L’art de la chute contrôlée
Le gameplay est aussi minimaliste qu’exigeant. Pas de compétences, pas de raccourcis, juste vous et vos deux jambes. La grande réussite de Baby Steps est de nous faire réapprendre un geste que l’on croyait inné. Vos premiers pas seront chancelants, vos premières minutes pathétiques. Puis, un semblant de rythme s’installe, on enchaîne quelques mètres et on se surprend à penser « ce n’est pas si difficile ». Grave erreur. Et Baby Steps viendra vous le rappeler à chaque fois, il ne faut pas prendre la confiance. Même en fin de jeu, on continuera de trébucher sur du plat en étant trop ambitieux. Le parcours ne fait que commencer, et chaque nouvelle texture de sol (boue, neige, mousse, etc ..) vient perturber votre démarche déjà précaire.
La pression monte d’un cran face aux corniches vertigineuses, où chaque pose de pied est calculée, où la moindre erreur d’orteil vous envoie dans une glissade interminable à flanc de montagne. C’est là que le sadisme du jeu brille. Impuissant, on ne peut que regarder Nate dégringoler, les bras ballants, en attendant qu’il daigne se relever. Plus la chute est longue, plus il prend son temps. Cette impuissance est au cœur de l’expérience : il n’y a pas de bouton pour se rattraper, juste la frustration et l’attente. Car ce n’est pas en bougeant les jambes tel un nageur de brasse paniqué qu’on pourra sauver les meubles (et pourtant, on essaiera forcément).

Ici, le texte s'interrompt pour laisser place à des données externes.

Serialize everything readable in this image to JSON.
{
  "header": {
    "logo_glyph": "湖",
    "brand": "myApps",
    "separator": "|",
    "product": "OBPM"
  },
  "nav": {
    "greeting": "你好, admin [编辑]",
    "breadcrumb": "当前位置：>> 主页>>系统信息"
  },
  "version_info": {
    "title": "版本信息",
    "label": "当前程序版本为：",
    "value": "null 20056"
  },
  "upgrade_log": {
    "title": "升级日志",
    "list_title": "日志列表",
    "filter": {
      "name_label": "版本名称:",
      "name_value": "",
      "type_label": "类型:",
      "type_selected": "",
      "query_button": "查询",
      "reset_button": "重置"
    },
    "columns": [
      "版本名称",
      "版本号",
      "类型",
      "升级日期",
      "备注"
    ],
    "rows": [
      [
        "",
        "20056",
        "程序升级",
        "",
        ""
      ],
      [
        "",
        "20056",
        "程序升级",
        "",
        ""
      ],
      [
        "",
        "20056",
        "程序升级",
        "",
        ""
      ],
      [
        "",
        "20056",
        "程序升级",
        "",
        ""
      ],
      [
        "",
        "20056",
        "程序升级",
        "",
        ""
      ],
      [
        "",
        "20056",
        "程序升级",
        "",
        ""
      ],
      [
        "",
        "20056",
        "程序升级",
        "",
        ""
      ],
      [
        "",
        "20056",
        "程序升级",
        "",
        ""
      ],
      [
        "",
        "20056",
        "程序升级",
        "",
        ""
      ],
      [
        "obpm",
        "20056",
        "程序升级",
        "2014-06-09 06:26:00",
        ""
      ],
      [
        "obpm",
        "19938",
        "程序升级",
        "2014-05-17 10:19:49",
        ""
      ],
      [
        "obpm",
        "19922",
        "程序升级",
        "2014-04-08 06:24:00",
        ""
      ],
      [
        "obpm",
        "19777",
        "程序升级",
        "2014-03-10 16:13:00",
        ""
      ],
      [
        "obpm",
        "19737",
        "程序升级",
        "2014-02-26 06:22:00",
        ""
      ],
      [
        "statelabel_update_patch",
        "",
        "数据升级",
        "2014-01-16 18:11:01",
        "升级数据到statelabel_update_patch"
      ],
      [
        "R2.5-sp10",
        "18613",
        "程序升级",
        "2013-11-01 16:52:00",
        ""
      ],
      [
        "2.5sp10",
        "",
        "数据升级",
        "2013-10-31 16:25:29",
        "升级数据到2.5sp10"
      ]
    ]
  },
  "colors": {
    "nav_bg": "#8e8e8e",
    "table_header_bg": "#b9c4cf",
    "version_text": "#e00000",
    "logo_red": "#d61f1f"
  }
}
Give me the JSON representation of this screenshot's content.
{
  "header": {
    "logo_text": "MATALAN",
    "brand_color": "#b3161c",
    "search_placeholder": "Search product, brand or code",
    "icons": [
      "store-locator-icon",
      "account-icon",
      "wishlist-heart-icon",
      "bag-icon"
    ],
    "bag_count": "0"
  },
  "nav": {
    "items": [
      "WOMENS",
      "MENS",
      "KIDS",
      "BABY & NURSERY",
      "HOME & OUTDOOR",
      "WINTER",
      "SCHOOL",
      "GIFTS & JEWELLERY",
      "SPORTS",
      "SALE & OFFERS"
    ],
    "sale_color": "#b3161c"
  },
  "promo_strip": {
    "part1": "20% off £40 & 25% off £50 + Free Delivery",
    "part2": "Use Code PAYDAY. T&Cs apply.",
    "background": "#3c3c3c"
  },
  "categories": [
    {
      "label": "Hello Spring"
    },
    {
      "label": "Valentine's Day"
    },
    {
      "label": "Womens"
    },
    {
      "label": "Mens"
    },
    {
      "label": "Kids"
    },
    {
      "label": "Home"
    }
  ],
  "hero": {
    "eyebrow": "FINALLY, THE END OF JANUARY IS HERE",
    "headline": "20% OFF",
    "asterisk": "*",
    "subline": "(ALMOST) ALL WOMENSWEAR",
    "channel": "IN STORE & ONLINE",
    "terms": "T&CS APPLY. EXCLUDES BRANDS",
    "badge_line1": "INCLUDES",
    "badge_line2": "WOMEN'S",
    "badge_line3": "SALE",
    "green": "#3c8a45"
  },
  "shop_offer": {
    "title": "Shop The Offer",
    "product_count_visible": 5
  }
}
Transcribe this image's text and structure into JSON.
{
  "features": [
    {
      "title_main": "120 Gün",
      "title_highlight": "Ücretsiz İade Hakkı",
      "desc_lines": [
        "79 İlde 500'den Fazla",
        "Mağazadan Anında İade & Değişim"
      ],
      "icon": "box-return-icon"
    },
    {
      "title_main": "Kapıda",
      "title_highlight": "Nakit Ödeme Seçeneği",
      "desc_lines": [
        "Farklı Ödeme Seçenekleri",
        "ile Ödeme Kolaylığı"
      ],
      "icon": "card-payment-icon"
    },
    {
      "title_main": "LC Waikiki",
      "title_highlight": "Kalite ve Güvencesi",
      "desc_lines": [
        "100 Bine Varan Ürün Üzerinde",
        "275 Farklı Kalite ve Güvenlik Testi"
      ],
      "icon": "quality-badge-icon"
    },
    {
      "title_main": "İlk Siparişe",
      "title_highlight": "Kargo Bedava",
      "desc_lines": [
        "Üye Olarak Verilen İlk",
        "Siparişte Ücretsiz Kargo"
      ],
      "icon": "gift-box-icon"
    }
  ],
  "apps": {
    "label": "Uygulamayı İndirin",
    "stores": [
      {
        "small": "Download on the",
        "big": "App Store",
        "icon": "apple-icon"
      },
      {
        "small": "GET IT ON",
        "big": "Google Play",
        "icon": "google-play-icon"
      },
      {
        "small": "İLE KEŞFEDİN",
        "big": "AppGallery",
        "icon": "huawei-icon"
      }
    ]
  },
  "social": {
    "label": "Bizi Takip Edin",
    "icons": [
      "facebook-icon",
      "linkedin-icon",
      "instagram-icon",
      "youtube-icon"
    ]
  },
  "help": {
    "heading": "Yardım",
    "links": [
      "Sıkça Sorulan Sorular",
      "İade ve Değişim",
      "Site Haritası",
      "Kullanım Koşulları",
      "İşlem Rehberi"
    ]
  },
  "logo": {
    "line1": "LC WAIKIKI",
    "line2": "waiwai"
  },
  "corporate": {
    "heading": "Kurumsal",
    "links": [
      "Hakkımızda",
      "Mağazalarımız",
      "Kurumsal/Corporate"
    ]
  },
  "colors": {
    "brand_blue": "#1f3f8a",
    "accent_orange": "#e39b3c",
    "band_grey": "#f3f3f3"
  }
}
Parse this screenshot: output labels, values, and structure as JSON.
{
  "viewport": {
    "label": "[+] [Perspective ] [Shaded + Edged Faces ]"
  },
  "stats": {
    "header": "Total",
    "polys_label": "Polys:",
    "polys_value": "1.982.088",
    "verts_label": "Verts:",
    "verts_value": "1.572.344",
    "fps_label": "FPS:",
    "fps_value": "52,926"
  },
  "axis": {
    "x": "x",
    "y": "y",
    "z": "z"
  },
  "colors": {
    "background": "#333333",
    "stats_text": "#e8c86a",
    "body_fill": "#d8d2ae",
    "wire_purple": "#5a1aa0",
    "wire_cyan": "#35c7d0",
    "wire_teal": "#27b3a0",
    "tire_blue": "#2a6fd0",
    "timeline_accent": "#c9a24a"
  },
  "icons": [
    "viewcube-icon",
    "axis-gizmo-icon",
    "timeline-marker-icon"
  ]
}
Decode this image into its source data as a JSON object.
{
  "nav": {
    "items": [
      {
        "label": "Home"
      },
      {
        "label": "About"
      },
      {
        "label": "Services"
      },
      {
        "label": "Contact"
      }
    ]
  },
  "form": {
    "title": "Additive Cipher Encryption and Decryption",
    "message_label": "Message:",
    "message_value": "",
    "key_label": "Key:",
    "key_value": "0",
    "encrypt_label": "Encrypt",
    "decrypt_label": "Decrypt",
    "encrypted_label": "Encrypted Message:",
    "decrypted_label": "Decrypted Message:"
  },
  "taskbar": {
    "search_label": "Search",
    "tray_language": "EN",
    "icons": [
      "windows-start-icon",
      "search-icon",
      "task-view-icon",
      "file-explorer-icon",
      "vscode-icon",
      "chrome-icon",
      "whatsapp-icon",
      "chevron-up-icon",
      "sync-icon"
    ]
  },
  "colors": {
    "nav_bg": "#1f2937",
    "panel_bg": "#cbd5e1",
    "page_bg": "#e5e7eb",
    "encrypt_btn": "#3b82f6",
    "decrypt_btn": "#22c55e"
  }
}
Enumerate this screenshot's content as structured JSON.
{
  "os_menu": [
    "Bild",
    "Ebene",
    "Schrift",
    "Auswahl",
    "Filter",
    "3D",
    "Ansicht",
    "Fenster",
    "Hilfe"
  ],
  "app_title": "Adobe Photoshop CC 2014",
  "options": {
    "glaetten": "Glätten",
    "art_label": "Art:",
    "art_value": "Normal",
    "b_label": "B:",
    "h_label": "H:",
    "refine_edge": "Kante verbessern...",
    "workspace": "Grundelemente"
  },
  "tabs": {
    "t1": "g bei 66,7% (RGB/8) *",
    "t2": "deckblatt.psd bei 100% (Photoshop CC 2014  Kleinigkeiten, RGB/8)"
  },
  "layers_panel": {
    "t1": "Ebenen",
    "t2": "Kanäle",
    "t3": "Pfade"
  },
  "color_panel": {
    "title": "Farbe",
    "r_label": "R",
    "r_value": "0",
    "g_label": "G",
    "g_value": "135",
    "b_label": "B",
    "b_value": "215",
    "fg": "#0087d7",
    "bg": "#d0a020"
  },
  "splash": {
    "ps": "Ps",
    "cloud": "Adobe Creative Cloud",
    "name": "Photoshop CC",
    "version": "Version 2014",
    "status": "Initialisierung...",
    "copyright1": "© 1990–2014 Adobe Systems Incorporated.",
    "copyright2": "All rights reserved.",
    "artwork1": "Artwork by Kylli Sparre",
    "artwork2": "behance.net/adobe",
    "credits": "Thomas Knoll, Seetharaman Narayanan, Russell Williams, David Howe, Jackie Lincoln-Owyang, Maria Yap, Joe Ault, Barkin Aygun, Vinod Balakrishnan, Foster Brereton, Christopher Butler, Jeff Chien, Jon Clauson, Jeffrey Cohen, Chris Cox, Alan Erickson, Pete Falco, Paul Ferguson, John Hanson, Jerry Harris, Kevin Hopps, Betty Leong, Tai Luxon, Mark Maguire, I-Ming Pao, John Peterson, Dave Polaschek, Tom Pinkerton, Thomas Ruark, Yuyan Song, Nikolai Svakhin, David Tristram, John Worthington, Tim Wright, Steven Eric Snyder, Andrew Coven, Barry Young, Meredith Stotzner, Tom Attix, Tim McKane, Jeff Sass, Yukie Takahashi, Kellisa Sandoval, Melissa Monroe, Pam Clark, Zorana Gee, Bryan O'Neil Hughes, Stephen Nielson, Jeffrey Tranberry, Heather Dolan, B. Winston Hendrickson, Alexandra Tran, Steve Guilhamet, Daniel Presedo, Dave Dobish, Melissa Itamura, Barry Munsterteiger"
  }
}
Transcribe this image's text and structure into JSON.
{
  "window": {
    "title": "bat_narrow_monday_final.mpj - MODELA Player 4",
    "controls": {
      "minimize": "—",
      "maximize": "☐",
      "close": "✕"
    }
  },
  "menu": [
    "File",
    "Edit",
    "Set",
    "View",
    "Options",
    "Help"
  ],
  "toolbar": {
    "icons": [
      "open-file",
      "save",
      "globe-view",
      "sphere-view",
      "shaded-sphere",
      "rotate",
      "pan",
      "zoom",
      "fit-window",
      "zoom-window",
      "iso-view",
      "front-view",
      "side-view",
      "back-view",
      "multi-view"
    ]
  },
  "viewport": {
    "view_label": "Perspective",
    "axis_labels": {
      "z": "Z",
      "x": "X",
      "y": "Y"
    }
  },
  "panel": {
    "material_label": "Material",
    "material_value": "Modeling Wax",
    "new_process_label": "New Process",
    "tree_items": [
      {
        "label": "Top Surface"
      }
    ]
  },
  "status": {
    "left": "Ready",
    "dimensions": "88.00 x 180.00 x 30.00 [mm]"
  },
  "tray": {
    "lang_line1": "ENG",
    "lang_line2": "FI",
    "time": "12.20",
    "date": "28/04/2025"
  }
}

Un univers aussi absurde que cruel
L’univers de Baby Steps est à l’image de son gameplay. Nate n’est pas seulement incapable de marcher, il est aussi socialement inapte. Chaque interaction est un moment de gêne palpable. Un PNJ vous offre des chaussures ? Nate refuse. Un randonneur vous propose une carte qui s’affiche brièvement à l’écran ? Il mettra fin à la conversation, faisant disparaître la précieuse mini-map apparue au cours de la discussion (oui, le sens du détail va aussi loin) et vous laissant à nouveau seul et perdu.
Chaque interaction, obligatoire comme facultative, est inconfortable pour Nate, et donc de fait pour le joueur. Lors d’un passage sur une montagne, Nate peut casser un cairn, et Jim (le personnage souhaitant vous aider au début) apparaîtra de derrière un caillou pour disputer Nate.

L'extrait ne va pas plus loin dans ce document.